Publikationen (Auswahl)

  • Ecological Thought in German Literature and Culture, hg. v. Gabriele Dürbeck, Urte Stobbe, Hubert Zapf, Evi Zemanek (Ecocriticial Theory and Practice, Lexington Books), Lanham/MD 2017.
  • Nachhaltigkeit interdisziplinär. Konzepte, Diskurse, Praktiken, hg. v. U. Kluwick u E. Zemanek, Köln u.a.: UTB-Studienbuch Böhlau/Vandenhoeck & Ruprecht 2019.
  • Questionner les Humanités environnementales: regards Croisés France/Allemagne, hg. v. A. Choné, T. Freytag, P. Hamman u E. Zemanek, Sonderheft der Révue d'Allemagne (2020).
  • Das Ozon als Pharmakon in Fontanes literarischen, epistolarischen und autobiografischen Werken. In: Urs Büttner/Ines Theilen (Hg.): Phänomene der Atmosphäre. Ein Kompendium. Stuttgart 2017, 379-394.
  • An Entangled History of Environmental and Cultural Sustainability: Satirical Reflections on the German Forest and the German Oak as Resources of Cultural Energy. In: Cultural Dimensions of Sustainablity, hg. v. Gabriele Rippl u. Torsten Meireis, London 2018, 153-182. PDF
  • (zus. m. Sophia Burgenmeister): Satirical Glimpses of the Cultural History of Vegetarianism. Environment & Society Portal, Virtual Exhibitions 2019, no. 5. Rachel Carson Center for Environment and Society. http://www.environmentandsociety.org/exhibitions/satirical-glimpses-cultural-history-vegetarianism

FRIAS-Projekt

Ambivalent Ozone: Strategies of Resilience and Regeneration in Popular Media (1839–2019) – Towards a Cultural History of O3.

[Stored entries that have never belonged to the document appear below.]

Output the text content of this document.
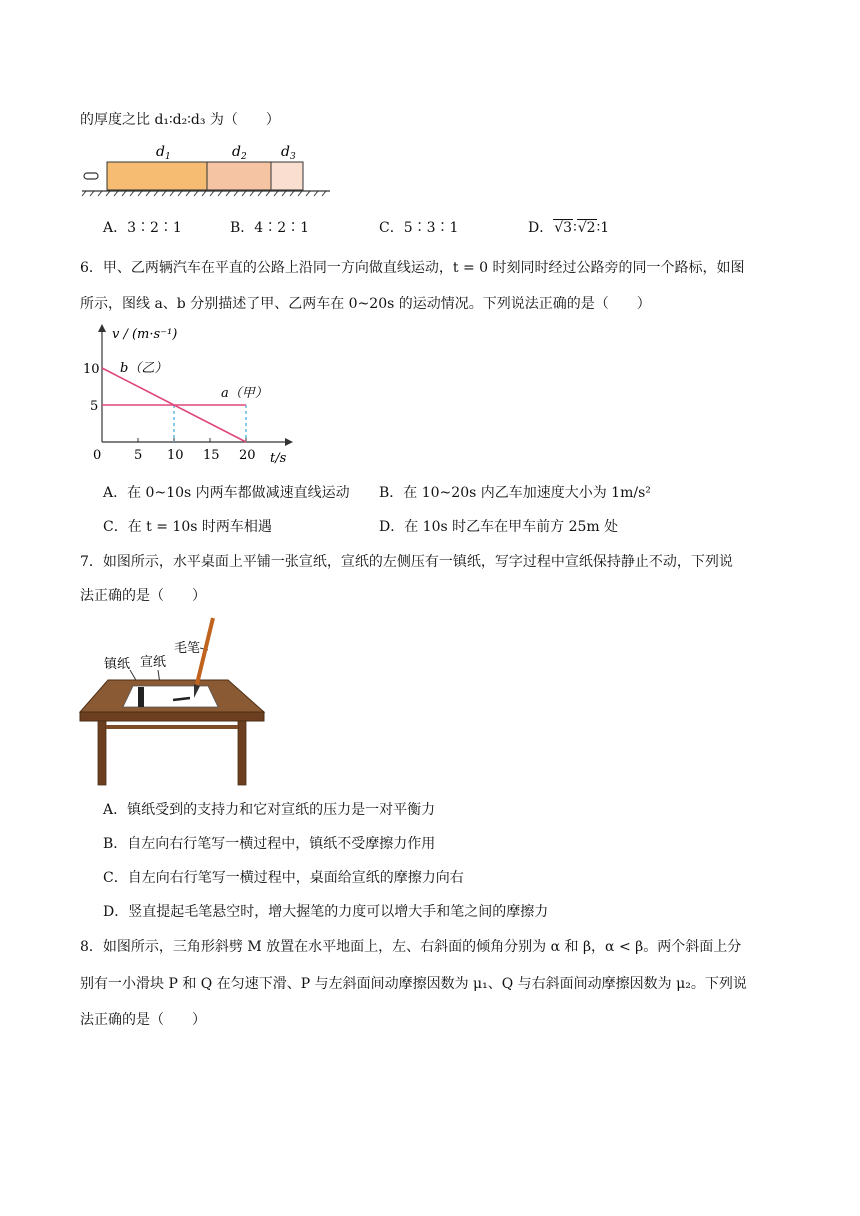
的厚度之比 d₁∶d₂∶d₃ 为（　　）
$d_1$	$d_2$ $d_3$
A．3∶2∶1	B．4∶2∶1	C．5∶3∶1	D．√3∶√2∶1
6．甲、乙两辆汽车在平直的公路上沿同一方向做直线运动，t = 0 时刻同时经过公路旁的同一个路标，如图
所示，图线 a、b 分别描述了甲、乙两车在 0~20s 的运动情况。下列说法正确的是（　　）
v / (m·s⁻¹)
b（乙）
a（甲）
10
5
0	5 10 15 20 t/s
A．在 0~10s 内两车都做减速直线运动 B．在 10~20s 内乙车加速度大小为 1m/s²
C．在 t = 10s 时两车相遇	D．在 10s 时乙车在甲车前方 25m 处
7．如图所示，水平桌面上平铺一张宣纸，宣纸的左侧压有一镇纸，写字过程中宣纸保持静止不动，下列说
法正确的是（　　）
镇纸 宣纸
毛笔
A．镇纸受到的支持力和它对宣纸的压力是一对平衡力
B．自左向右行笔写一横过程中，镇纸不受摩擦力作用
C．自左向右行笔写一横过程中，桌面给宣纸的摩擦力向右
D．竖直提起毛笔悬空时，增大握笔的力度可以增大手和笔之间的摩擦力
8．如图所示，三角形斜劈 M 放置在水平地面上，左、右斜面的倾角分别为 α 和 β，α < β。两个斜面上分
别有一小滑块 P 和 Q 在匀速下滑、P 与左斜面间动摩擦因数为 μ₁、Q 与右斜面间动摩擦因数为 μ₂。下列说
法正确的是（　　）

From the perspective of the Environmental Humanities, ozone exerts a special fascination rooted in its twofold ambiguity: As a stratospheric phenomenon, it protects humans in the form of the ozone layer from harmful UV radiation, but, as a strong oxidant, it can also cause harm to health. Since humans cause both its formation near the ground and its destruction in the stratosphere, ozone is perceived not only as a natural phenomenon but also as an anthropogenic problem. Ever since F. Schönbein discovered ozone in 1839, chemists and educated citizens alike have tried to understand its ambivalent effects. Since the last third of the 19th century, the invisible gas has provoked the imagination in pseudo-scientific, literary, and artistic fields popularized in mass media. The documents and sources discovered by Evi Zemanek demonstrate hope, and, even more so, fear; they (seriously and satirically) suggest cultural strategies of resilience in the face of a perceived threat. This project reacts to various impulses coming from different disciplines: the approach of a ‘cultural history of nature’ developed within cultural studies; the idea of ‘elemental media’ recently emerging in media studies; the new paradigm of ‘material ecocriticism’ flourishing in literary studies; and the concept of ‘material history’ or ‘substance stories’ as alternative narratives, which illuminate the meaning of substances in cultural, social and political discourse. Drawing on input from the history of science, environmental policy, and other fields of research, the project seeks dialogue with the environmental humanities and beyond.